6. The event is datascrubbed. We have a PII config (new format) and a datascrubbing config (old format, converted to new format on the fly) as part of the project config fetched from Sentry.

7. Event is written to Kafka.

Note: If we discard an event at any point, an outcome is written to Kafka if Relay is configured to do so.

Summary

For events that returned a 200 we spawn an in-process background task that does the rest of what the old StoreView did.

This task updates in-memory state for rate limits and disabled projects/keys.

The outcomes consumer

Outcomes are small messages in Kafka that contain an event ID and information about whether that event was rejected, and if so, why.

The outcomes consumer is mostly responsible for updating (user-visible) counters in Sentry (buffers/counters and tsdb, which are two separate systems).

The ingest consumer

The ingest consumer reads accepted events from Kafka, and also updates some stats. Some of those stats are billing-relevant.

Its main purpose is to do what insert_data_to_database in Python store did: Call preprocess_event, after which comes sourcemap processing, native symbolication, grouping, snuba and all that other stuff that is of no concern to Relay.

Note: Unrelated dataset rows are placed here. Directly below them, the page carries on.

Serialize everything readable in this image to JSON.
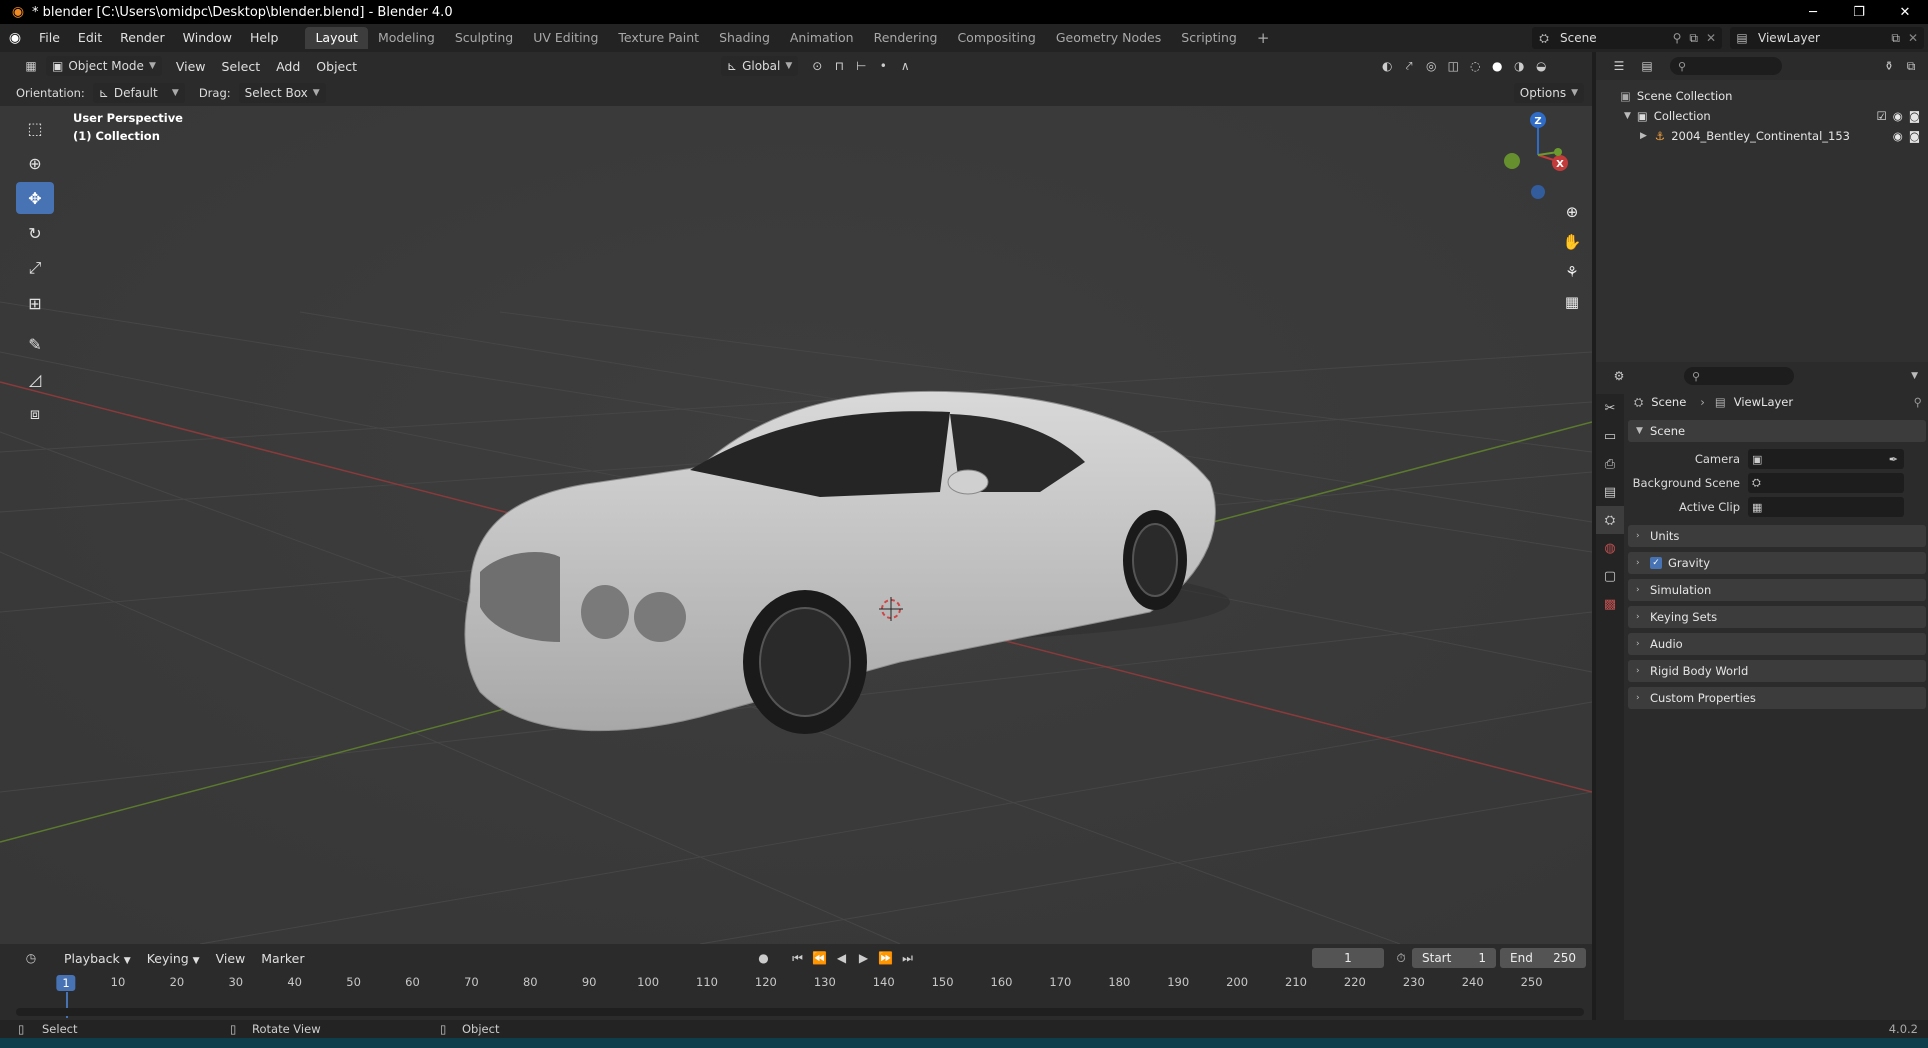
{
  "window": {
    "title": "* blender [C:\\Users\\omidpc\\Desktop\\blender.blend] - Blender 4.0",
    "controls": [
      "minimize-icon",
      "restore-icon",
      "close-icon"
    ]
  },
  "menus": [
    "File",
    "Edit",
    "Render",
    "Window",
    "Help"
  ],
  "workspaces": [
    "Layout",
    "Modeling",
    "Sculpting",
    "UV Editing",
    "Texture Paint",
    "Shading",
    "Animation",
    "Rendering",
    "Compositing",
    "Geometry Nodes",
    "Scripting"
  ],
  "active_workspace": "Layout",
  "scene_selector": {
    "value": "Scene"
  },
  "viewlayer_selector": {
    "value": "ViewLayer"
  },
  "viewport": {
    "mode": "Object Mode",
    "header_menus": [
      "View",
      "Select",
      "Add",
      "Object"
    ],
    "transform_orientation": "Global",
    "orientation_label": "Orientation:",
    "orientation_value": "Default",
    "drag_label": "Drag:",
    "drag_value": "Select Box",
    "options_label": "Options",
    "overlay_line1": "User Perspective",
    "overlay_line2": "(1) Collection",
    "gizmo_labels": {
      "z": "Z",
      "x": "X"
    }
  },
  "tools": [
    "select-box-icon",
    "cursor-icon",
    "move-icon",
    "rotate-icon",
    "scale-icon",
    "transform-icon",
    "annotate-icon",
    "measure-icon",
    "add-cube-icon"
  ],
  "active_tool": "move-icon",
  "timeline": {
    "menus": [
      "Playback",
      "Keying",
      "View",
      "Marker"
    ],
    "current_frame": "1",
    "start_label": "Start",
    "start_value": "1",
    "end_label": "End",
    "end_value": "250",
    "ruler": [
      "1",
      "10",
      "20",
      "30",
      "40",
      "50",
      "60",
      "70",
      "80",
      "90",
      "100",
      "110",
      "120",
      "130",
      "140",
      "150",
      "160",
      "170",
      "180",
      "190",
      "200",
      "210",
      "220",
      "230",
      "240",
      "250"
    ]
  },
  "statusbar": {
    "select": "Select",
    "rotate": "Rotate View",
    "object": "Object",
    "version": "4.0.2"
  },
  "outliner": {
    "rows": [
      {
        "label": "Scene Collection",
        "icon": "scene-collection-icon"
      },
      {
        "label": "Collection",
        "icon": "collection-icon"
      },
      {
        "label": "2004_Bentley_Continental_153",
        "icon": "armature-icon"
      }
    ]
  },
  "properties": {
    "breadcrumb": [
      "Scene",
      "ViewLayer"
    ],
    "panel_title": "Scene",
    "fields": [
      {
        "label": "Camera",
        "value": ""
      },
      {
        "label": "Background Scene",
        "value": ""
      },
      {
        "label": "Active Clip",
        "value": ""
      }
    ],
    "sections": [
      "Units",
      "Gravity",
      "Simulation",
      "Keying Sets",
      "Audio",
      "Rigid Body World",
      "Custom Properties"
    ],
    "gravity_checked": true
  },
  "colors": {
    "accent": "#4772b3",
    "x_axis": "#c13b3b",
    "y_axis": "#6b9a2e",
    "z_axis": "#2f6cc7",
    "car_body": "#cfcfcf"
  }
}
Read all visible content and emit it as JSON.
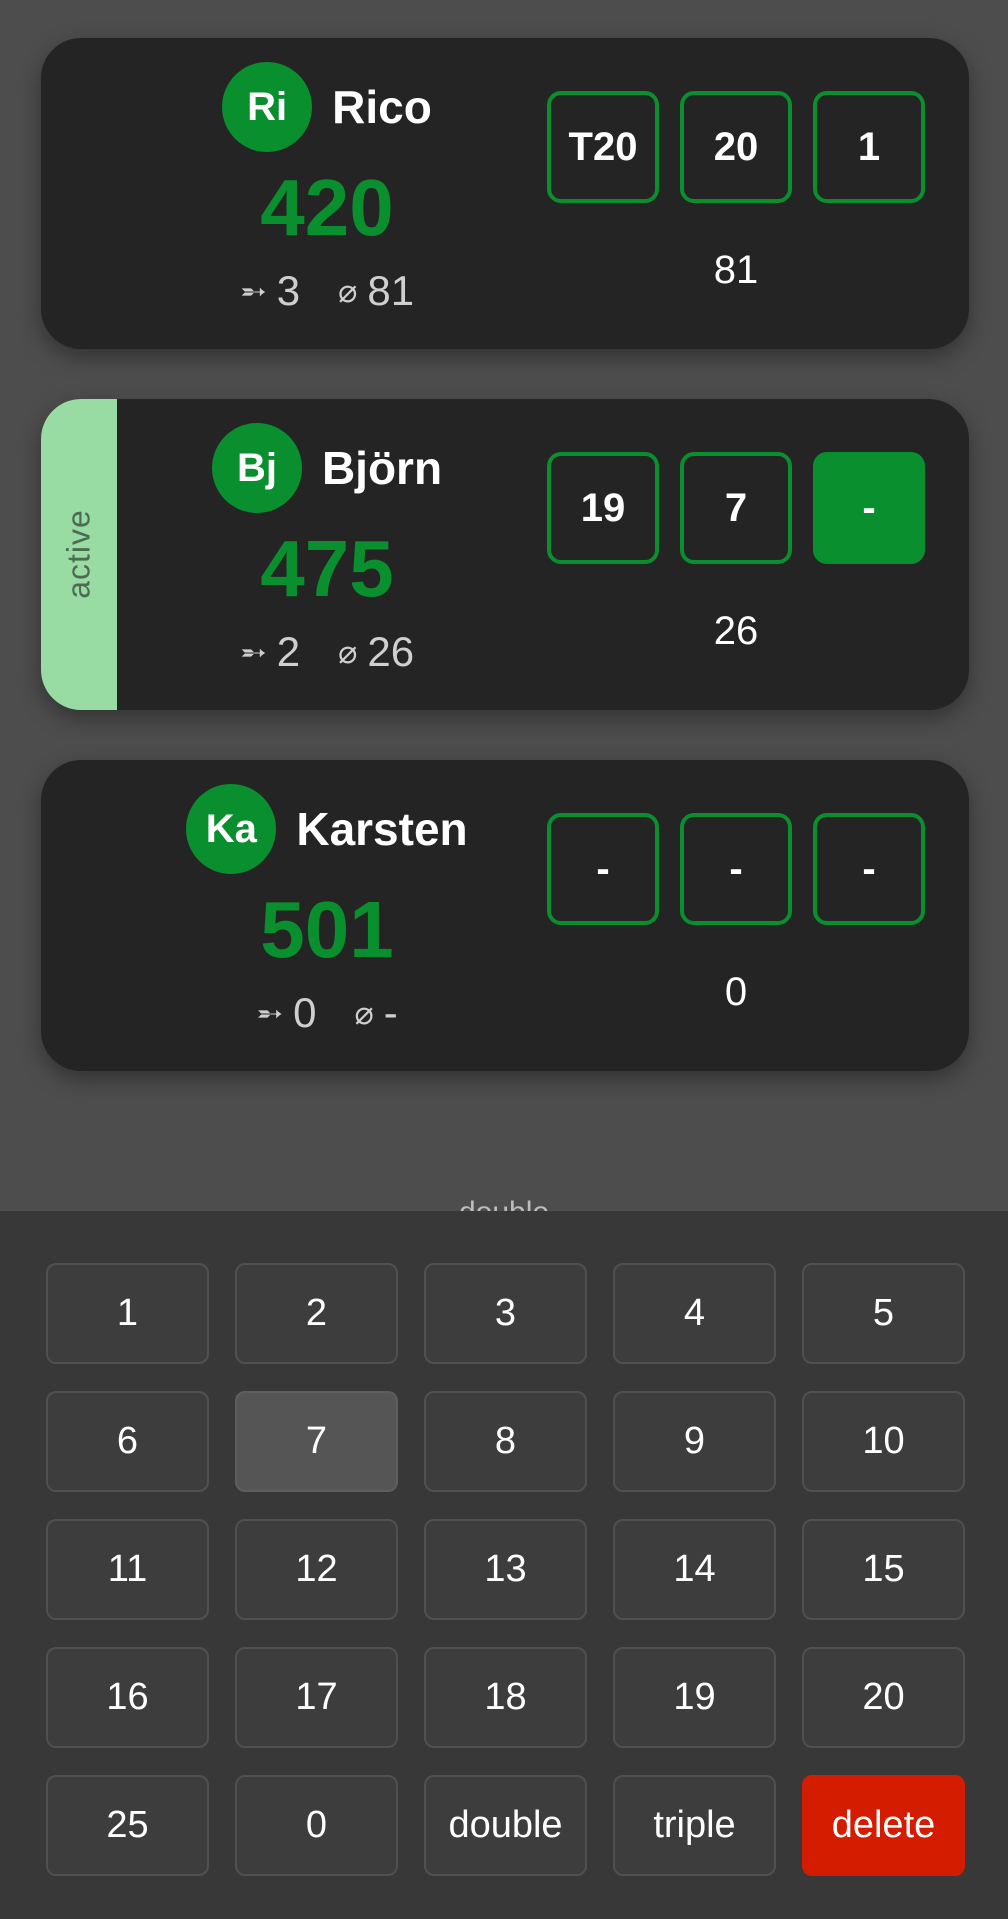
{
  "players": [
    {
      "initials": "Ri",
      "name": "Rico",
      "score": "420",
      "darts": "3",
      "average": "81",
      "active": false,
      "throws": [
        "T20",
        "20",
        "1"
      ],
      "round_total": "81"
    },
    {
      "initials": "Bj",
      "name": "Björn",
      "score": "475",
      "darts": "2",
      "average": "26",
      "active": true,
      "active_label": "active",
      "throws": [
        "19",
        "7",
        "-"
      ],
      "current_throw_index": 2,
      "round_total": "26"
    },
    {
      "initials": "Ka",
      "name": "Karsten",
      "score": "501",
      "darts": "0",
      "average": "-",
      "active": false,
      "throws": [
        "-",
        "-",
        "-"
      ],
      "round_total": "0"
    }
  ],
  "icons": {
    "darts": "dart-arrow-icon",
    "average": "average-diameter-icon"
  },
  "keypad": {
    "peek_label": "double",
    "keys": [
      "1",
      "2",
      "3",
      "4",
      "5",
      "6",
      "7",
      "8",
      "9",
      "10",
      "11",
      "12",
      "13",
      "14",
      "15",
      "16",
      "17",
      "18",
      "19",
      "20",
      "25",
      "0",
      "double",
      "triple",
      "delete"
    ],
    "highlighted_key": "7"
  },
  "colors": {
    "accent": "#0a8f2e",
    "active_strip": "#98dca4",
    "delete": "#d41c00",
    "card": "#242424",
    "background": "#4d4d4d"
  }
}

Sequence diagram of components inside Relay

sequenceDiagram
participant sdk as SDK
participant endpoint as Endpoint
participant projectcache as ProjectCache
participant envelopemanager as EnvelopeManager
participant cpupool as CPU Pool

sdk->>endpoint:POST /api/42/store
activate endpoint
endpoint->>projectcache: get project (cached only)
activate projectcache
projectcache-->>endpoint: return project
deactivate projectcache
Note over endpoint: Checking rate limits and auth (fast path)
endpoint->>envelopemanager: queue event

activate envelopemanager
envelopemanager-->>endpoint:event ID
endpoint-->>sdk:200 OK
deactivate endpoint

envelopemanager->>projectcache:fetch project
activate projectcache
Note over envelopemanager,projectcache: web request (batched with other projects)
projectcache-->>envelopemanager: return project
deactivate projectcache

envelopemanager->>cpupool: .
activate cpupool
Note over envelopemanager,cpupool: normalization, datascrubbing, redis rate limits, ...
cpupool-->>envelopemanager: .
deactivate cpupool

Note over envelopemanager: Send event to kafka

deactivate envelopemanager

Re-exports

• pub use self::envelope::Envelope;

Structs

• MemoryChecker
  Struct that composes a Config and MemoryStat and provides utility methods to validate whether memory is within limits.
• MemoryStat
  Wrapper which hides the Arc and exposes utils method to make working with MemoryStat as opaque as possible.
• SqliteEnvelopeStack
  An EnvelopeStack that is implemented on an SQLite database.
• SqliteEnvelopeStore
  Struct that offers access to a SQLite-based store of [Envelope]s.

Enums

• PolymorphicEnvelopeBuffer
  Polymorphic envelope buffering interface.

Traits

• EnvelopeStack
  A stack-like data structure that holds [Envelope]s.

Functions

• run
  Runs a relay web server and spawns all internal worker threads.